Wales Needs to Train for the Economy It Is Building 

Mark John Tramshed

GUEST COLUMN:

Mark John 
Co-Founder
Tramshed Tech   

TramshedTech

Wales does not lack ambition when it comes to skills. We have strong colleges, universities, training providers and regional partnerships, and we have sectors with the potential to create the next generation of good jobs. 

The harder question is whether the system is connected enough to those opportunities – and whether it is inter-connected enough to harness the increasing range of new opportunities being thrown up by rapid change in our technology and industry sectors.

We still talk about skills as if the priority is simply to get more people through courses and qualifications. That is no longer enough. A young person can leave education with confidence, ambition and a qualification, and still find that the economy around them has no obvious place for the skills they have been encouraged to build.

That was what struck me most on a recent visit to Seattle with colleagues from the Welsh FE sector. Walking through Boeing’s main assembly plant in Everett, Washington State, the scale was extraordinary (30,000 employees pass through the facility on a daily basis); but the more powerful lesson was the clarity of the skills pipeline behind it. Major employers, local technical colleges and supply chain businesses were working directly together to identify the skills needed and build training around them. It was not a system producing qualifications and then just hoping that employers would find a use for them. It was starting with skills and employment demand (from industry and business – Demand-Pull), then shaping the skills delivery pipeline around it.

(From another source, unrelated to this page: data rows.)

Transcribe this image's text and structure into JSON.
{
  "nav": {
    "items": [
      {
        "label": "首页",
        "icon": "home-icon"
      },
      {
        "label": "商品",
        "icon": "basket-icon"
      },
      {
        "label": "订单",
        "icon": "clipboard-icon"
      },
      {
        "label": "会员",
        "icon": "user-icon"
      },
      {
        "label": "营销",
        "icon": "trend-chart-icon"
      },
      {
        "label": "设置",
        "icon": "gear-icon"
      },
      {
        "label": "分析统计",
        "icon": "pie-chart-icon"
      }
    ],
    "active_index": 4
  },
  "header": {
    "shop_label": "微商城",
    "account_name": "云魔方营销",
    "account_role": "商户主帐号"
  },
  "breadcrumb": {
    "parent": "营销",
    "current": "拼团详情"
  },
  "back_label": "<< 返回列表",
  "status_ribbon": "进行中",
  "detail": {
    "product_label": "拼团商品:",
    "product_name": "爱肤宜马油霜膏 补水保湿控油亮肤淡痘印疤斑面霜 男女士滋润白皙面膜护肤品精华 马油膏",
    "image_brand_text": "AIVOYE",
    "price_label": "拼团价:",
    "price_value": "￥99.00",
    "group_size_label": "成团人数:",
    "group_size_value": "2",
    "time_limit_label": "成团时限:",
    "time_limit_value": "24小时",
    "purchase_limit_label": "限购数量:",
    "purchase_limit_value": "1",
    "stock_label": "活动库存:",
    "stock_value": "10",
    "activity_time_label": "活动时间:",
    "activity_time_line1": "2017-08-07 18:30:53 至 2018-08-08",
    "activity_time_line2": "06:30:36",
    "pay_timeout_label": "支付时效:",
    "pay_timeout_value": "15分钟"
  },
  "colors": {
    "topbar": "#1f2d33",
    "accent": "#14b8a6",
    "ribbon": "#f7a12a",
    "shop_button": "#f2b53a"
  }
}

That is the shift Wales now needs to make.

At Tramshed Tech we work with startups, scale-ups, primes, corporates and employers across South Wales through our innovation hubs network. We run growth programmes, investment readiness programmes and skills and training initiatives, particularly in areas such as AI, data and cyber. We also work closely with a wide range of delivery partners across the wider ecosystem, including FE colleges, regional bodies and sector organisations. That gives us a very hands-on and practical view of where the economy is moving, the rate of that change – and where the skills gaps are beginning to appear.

The question I keep coming back to is not simply how many courses are being delivered – Supply-Push - but whether we are building the right pathways into the industries Wales is trying to grow.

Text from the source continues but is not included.